Tiens, j'ai envie de râler un peu en ce moment.

Alors en attendant le gros énervement qui arrive, voici un petit grognement, plus fataliste que combattif.

Je vous invite à lire cet article du journal Le Monde (et ses 413 commentaires à cette heure) dans lequel un journaliste, marron comme dirait ma fille, relate ses galères quotidiennes à tendance discriminatoires au point de ne plus arriver à dire son prénom lorsqu'il se présente.

C'est assez tendancieux de publier un tel témoignage dans un quotidien mais ce témoignage est éloquent et fait certainement suite, d'une part à une douleur de trop, et certainement également aux déboires de Brice Hortefeux.

Il est toujours triste de constater que dans un pays qui se dit progressiste, tolérant, et mettant la liberté sur la plus haute marche des valeurs fondamentales, un véritable apartheid psychologique résiste en masse de manière souvent consciente et parfois inconsciente.

On aura beau me dire que le témoignage de cet homme est partial, ce qu'il dit, je le constate moi-même au quotidien.
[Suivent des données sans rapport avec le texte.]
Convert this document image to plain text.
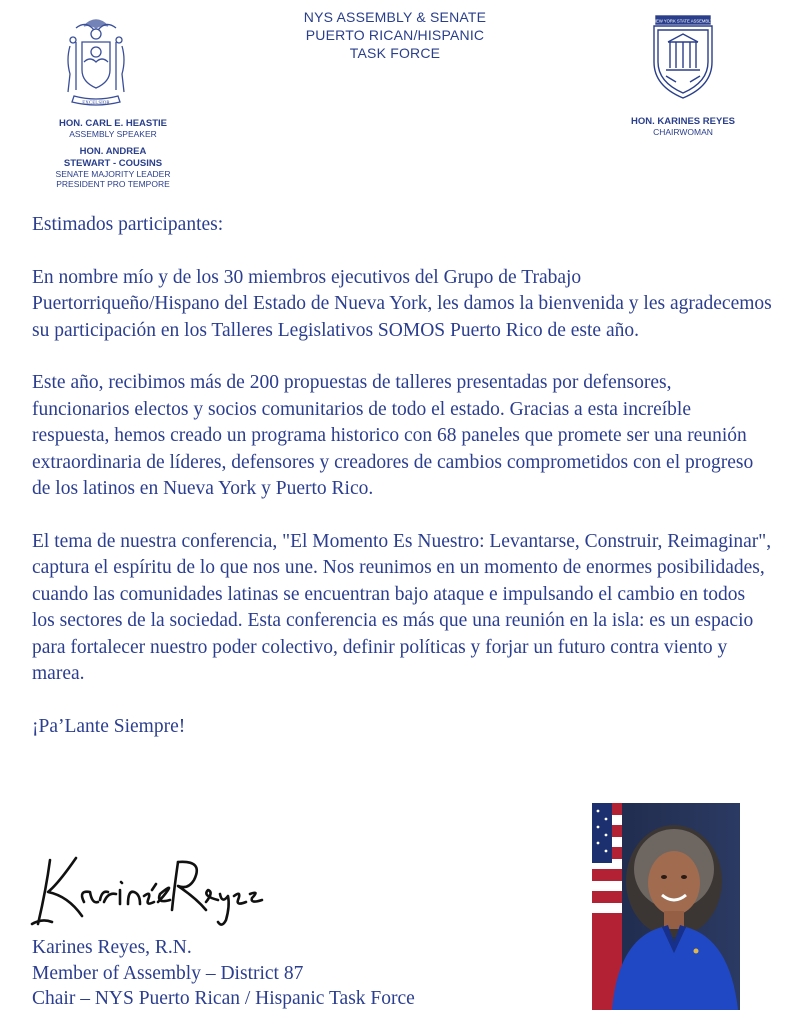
NYS ASSEMBLY & SENATE
PUERTO RICAN/HISPANIC
TASK FORCE
EXCELSIOR
NEW YORK STATE ASSEMBLY
HON. CARL E. HEASTIE
ASSEMBLY SPEAKER
HON. ANDREA
STEWART - COUSINS
SENATE MAJORITY LEADER
PRESIDENT PRO TEMPORE
HON. KARINES REYES
CHAIRWOMAN

Estimados participantes:

En nombre mío y de los 30 miembros ejecutivos del Grupo de Trabajo Puertorriqueño/Hispano del Estado de Nueva York, les damos la bienvenida y les agradecemos su participación en los Talleres Legislativos SOMOS Puerto Rico de este año.

Este año, recibimos más de 200 propuestas de talleres presentadas por defensores, funcionarios electos y socios comunitarios de todo el estado. Gracias a esta increíble respuesta, hemos creado un programa historico con 68 paneles que promete ser una reunión extraordinaria de líderes, defensores y creadores de cambios comprometidos con el progreso de los latinos en Nueva York y Puerto Rico.

El tema de nuestra conferencia, "El Momento Es Nuestro: Levantarse, Construir, Reimaginar", captura el espíritu de lo que nos une. Nos reunimos en un momento de enormes posibilidades, cuando las comunidades latinas se encuentran bajo ataque e impulsando el cambio en todos los sectores de la sociedad. Esta conferencia es más que una reunión en la isla: es un espacio para fortalecer nuestro poder colectivo, definir políticas y forjar un futuro contra viento y marea.

¡Pa’Lante Siempre!

Karines Reyes, R.N.
Member of Assembly – District 87
Chair – NYS Puerto Rican / Hispanic Task Force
Insultes à caractères racistes pour un oui ou pour un non, regard qui en dit long, discriminations, la liste est longue.

Alors quand nos élites se laissent régulièrement aller aux petits mots qui font mal sur le soi-disant ton de la plaisanterie, je la trouve bien amère moi la plaisanterie.

Et cette élite représente une même diversité de pensée que le peuple qu'elle représente. Sur le même ton de la soi-disante plaisanterie, j'en entends des petites phrases assassines à tous les niveaux de notre belle société.

Bien évidemment, je ne conteste pas les progrès du dernier demi siècle écoulé où de nombreux tabous sont tombés, où des sociétés entièrement tournés vers la xénophobie se sont écroulées, et où la tolérance et la mixité ont progressé. On se supporte tant bien que mal, et la plupart du temps cette mixité fonctionne génialement bien.

J'entends aussi les arguments qui me font bien rire jaune du style, oui, mais et chez eux hein, vous croyez qu'il n'y en a pas du racisme anti-blanc ? Alors bon, chez eux, c'est la France pour une grande partie. Et oui, la nationalité française ne dépend pas heureusement que de la couleur de peau mais plus simplement du fait d'être né sur le sol français à quelques nuances près. Et effectivement la xénophobie est omniprésente, je défie tout pays, toute communauté d'être totalement dénuée de xénophobie.

C'est bien ce qui me désespère. Pour autant que nous partagions tous une même origine, nos modes de vie, nos conditions géographiques, climatiques, et les flux migratoires étalés sur des millions d'années font que les six ou sept milliards d'être humains que nous sommes présentent des divergences physiques, religieuses et culturelles, des différences quoi. Et la peur et l'ignorance font que ces différences sont mal supportées. C'est bêtement humain. Il suffit d'observer un enfant, à priori assez épargné de la chose, à l'œuvre face à la différence. Étonné, mal à l'aise, il a tendance à fixer du regard. Il ne comprend pas, il s'interroge, et par défaut, il a plutôt tendance à éviter d'entrer en contact avec cet individu si différent. Tant de choses à expliquer.

Rien n'est simple en matière de xénophobie, tout est ancré au plus profond de nous. Si je mets de côté les caractères physiques, religieux ou culturels, j'ai moi-même une sorte de sélection naturelle des gens que j'ai envie d'approcher. Je ne me l'explique pas, quelque chose dans le comportement, dans la manière de s'exprimer, de penser, ça va assez vite. La différence, c'est que je suis capable de rester correct, d'échanger s'il le faut, je n'insulte personne, et ça ne va pas plus loin que ça. Incompatibilité d'humeur comme on dit.

Tolérance, respect, dialogue et humilité sont des vertus à cultiver.